If you’ve waited until the last minute to apply for a credit card to use for holiday purchases, applying sooner rather than later is key.  Most credit card companies are taking longer to review and approve credit card applications than they were in the past and the days of instant credit card approval are gone.  However, if you’re looking for a new credit card, here are some features of the best credit card offers of 2009.

1.)  0% APR for 1 Year:  Last year, 0% rates lasting for 1 year were commonplace.  Today, most credit cards are only offering 0% rates that last for 6 months.  To get the best deal, be sure to seek out one of the few remaining 0% APR credit cards that continues to offer a 0% rate for a full year.

2.)  No Annual Fee Rewards:  By this time next year, most rewards credit cards will probably come with annual fees.  For the time being, however, many rewards credit cards continue to charge no annual fees.  While the number of these offers is dwindling, they are still there.  Currently, the best rewards credit cards offer 2% cash back.
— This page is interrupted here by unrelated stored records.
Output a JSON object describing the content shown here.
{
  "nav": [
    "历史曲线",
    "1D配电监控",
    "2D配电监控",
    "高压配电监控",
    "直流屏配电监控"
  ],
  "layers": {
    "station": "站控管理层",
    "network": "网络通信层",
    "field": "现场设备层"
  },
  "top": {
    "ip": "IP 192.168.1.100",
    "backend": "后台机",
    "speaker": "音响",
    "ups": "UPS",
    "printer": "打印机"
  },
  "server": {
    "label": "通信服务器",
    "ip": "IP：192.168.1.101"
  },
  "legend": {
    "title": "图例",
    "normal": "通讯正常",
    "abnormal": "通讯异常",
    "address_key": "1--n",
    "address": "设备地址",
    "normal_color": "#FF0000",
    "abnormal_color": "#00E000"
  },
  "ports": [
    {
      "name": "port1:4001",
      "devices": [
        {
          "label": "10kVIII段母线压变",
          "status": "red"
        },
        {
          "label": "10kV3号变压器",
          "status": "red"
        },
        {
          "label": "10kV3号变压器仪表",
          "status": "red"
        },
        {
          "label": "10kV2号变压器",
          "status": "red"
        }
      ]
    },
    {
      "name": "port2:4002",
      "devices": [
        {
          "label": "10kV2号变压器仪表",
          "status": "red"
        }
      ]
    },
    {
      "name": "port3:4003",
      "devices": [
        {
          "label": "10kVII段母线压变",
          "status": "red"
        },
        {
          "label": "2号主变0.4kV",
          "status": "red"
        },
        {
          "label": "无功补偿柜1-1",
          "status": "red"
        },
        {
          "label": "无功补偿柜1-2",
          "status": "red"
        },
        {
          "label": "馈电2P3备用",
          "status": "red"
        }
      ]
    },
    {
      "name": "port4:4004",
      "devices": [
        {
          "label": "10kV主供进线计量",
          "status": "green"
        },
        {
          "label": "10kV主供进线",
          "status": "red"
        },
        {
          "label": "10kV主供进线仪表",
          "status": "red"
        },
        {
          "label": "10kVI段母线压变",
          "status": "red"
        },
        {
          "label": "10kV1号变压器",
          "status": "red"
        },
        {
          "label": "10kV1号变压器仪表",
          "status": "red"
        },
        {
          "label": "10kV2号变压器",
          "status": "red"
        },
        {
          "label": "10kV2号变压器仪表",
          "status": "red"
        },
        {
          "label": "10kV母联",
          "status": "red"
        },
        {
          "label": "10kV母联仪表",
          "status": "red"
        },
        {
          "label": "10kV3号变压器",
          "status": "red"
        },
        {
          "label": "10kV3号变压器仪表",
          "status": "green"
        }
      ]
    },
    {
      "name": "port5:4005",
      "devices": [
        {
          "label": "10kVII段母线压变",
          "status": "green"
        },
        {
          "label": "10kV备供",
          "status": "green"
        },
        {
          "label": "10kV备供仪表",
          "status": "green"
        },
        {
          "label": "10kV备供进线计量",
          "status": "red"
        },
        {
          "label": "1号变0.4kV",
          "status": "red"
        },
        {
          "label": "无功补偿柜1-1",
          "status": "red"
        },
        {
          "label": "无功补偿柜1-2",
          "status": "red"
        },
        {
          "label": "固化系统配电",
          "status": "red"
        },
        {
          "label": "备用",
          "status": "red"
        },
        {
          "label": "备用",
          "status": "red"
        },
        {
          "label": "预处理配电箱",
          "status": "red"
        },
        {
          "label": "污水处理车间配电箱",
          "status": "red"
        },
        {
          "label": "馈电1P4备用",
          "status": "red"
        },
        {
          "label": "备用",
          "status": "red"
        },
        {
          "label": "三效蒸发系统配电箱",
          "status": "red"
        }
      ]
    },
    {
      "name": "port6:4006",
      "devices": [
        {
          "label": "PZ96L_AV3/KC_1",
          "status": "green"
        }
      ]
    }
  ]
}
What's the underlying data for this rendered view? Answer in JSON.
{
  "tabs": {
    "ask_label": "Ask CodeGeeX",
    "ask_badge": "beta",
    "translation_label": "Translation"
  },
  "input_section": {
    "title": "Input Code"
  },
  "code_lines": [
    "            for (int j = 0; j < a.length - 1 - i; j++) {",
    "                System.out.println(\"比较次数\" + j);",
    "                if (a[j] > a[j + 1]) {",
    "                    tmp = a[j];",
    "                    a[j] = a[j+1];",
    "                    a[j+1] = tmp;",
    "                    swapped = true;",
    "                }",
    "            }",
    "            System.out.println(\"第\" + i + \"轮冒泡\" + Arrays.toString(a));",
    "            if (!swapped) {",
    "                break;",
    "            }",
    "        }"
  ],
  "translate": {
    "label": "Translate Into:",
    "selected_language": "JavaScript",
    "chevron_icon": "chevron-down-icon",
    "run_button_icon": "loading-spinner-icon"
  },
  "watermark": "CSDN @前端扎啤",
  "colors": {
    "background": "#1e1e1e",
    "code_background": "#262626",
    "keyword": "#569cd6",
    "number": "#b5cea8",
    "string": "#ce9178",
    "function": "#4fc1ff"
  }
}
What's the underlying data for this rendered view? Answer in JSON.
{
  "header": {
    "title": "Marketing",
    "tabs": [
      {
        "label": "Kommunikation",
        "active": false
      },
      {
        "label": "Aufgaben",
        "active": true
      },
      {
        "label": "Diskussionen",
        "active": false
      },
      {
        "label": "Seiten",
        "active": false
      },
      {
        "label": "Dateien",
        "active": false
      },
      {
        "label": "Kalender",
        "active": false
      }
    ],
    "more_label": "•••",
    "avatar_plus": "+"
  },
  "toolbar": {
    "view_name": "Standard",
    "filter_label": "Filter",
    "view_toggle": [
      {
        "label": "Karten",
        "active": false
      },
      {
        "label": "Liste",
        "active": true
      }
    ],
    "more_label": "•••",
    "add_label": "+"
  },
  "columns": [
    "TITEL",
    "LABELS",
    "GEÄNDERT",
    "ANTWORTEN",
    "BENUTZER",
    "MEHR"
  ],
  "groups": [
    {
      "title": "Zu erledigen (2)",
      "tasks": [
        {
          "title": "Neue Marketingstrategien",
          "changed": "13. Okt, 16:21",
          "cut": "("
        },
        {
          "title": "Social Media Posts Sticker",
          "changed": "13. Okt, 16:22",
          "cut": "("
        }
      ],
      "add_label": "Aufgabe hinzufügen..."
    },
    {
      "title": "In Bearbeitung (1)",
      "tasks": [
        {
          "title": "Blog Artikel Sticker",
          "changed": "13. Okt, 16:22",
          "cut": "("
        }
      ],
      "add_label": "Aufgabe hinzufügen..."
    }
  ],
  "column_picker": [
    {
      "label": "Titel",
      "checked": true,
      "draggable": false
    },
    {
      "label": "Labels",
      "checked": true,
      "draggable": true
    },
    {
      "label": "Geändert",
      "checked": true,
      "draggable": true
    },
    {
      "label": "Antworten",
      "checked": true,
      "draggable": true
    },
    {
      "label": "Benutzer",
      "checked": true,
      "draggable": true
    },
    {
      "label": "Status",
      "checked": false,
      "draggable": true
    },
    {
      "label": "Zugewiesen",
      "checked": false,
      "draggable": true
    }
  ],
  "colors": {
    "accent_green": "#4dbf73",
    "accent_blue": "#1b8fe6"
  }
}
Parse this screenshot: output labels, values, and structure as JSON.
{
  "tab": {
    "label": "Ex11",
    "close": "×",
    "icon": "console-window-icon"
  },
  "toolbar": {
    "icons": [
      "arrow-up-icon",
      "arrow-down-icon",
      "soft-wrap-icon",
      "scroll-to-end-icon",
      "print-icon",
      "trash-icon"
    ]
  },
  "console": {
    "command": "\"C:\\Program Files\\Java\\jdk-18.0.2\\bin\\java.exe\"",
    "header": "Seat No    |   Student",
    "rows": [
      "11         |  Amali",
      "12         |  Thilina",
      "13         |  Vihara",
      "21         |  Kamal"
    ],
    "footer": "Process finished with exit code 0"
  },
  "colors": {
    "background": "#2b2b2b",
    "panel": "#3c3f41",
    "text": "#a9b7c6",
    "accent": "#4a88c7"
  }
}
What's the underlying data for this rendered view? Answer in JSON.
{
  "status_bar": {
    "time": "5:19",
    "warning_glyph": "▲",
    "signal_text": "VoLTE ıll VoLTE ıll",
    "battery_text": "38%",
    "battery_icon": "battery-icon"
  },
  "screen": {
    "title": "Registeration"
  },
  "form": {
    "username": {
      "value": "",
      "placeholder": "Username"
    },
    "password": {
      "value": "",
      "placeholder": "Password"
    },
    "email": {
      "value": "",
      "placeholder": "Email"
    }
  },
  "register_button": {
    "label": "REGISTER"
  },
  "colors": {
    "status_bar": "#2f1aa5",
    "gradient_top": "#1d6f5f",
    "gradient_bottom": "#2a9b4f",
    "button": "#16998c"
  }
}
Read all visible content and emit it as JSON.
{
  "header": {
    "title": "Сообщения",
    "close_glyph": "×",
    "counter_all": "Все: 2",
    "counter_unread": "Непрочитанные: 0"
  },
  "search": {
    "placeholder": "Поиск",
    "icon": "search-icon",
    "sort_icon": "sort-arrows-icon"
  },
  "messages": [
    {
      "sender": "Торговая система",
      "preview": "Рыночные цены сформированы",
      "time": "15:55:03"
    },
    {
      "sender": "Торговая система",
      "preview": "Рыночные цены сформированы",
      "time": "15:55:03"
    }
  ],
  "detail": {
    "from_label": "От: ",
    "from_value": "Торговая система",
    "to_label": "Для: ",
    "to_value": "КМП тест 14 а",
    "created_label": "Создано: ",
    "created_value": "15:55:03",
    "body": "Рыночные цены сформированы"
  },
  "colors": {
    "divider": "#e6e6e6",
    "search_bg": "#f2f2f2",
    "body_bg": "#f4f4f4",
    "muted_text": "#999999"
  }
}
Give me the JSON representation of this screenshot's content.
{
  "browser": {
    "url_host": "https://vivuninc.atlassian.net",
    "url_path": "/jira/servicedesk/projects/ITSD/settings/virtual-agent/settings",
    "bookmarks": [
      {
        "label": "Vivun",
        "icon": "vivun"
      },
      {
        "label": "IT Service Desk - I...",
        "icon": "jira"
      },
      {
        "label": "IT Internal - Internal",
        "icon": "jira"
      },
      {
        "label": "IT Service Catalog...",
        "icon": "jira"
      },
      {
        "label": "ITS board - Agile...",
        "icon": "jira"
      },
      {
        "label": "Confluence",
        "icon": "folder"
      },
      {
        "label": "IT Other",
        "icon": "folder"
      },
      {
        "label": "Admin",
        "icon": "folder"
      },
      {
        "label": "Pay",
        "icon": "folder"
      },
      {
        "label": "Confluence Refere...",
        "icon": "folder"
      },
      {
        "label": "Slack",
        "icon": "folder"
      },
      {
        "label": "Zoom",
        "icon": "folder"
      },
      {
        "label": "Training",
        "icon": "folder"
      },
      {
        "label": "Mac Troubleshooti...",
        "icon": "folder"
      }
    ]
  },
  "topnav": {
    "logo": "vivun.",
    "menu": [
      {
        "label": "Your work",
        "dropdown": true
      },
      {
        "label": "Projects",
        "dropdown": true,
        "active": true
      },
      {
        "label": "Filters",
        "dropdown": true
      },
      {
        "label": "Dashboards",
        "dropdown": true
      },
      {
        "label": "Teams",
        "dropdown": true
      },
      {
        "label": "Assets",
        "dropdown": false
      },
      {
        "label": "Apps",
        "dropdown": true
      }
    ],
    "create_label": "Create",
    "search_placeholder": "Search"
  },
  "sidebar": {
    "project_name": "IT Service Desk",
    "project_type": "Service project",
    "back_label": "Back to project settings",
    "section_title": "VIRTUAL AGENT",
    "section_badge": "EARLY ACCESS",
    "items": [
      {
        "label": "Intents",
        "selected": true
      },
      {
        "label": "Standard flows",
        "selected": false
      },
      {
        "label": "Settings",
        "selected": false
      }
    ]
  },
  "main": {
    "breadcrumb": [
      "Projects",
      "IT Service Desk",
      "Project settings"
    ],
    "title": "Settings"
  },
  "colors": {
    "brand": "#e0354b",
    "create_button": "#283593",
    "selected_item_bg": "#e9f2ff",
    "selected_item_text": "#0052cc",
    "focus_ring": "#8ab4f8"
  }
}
3.)  Seek Out Low Interest Rates:  In the past, long term interest rates weren’t as important as they were today because consumers could count on 0% balance transfers to help minimize interest expenses.  Today, the credit card you choose to use may be the credit card you are stuck with until you’ve paid off your balance in full.  Thus, attention should be paid to credit cards offering low rates starting at 11.99% over those with low rates starting in the mid-teens, even if that means passing up on a rewards program.

4.)  Stick with a Good Credit Card Company:  If you’ve been hearing lots of negative news about a credit card company, don’t bring them your business.  Choosing a credit card company that respects its customers can prevent a lot of headaches.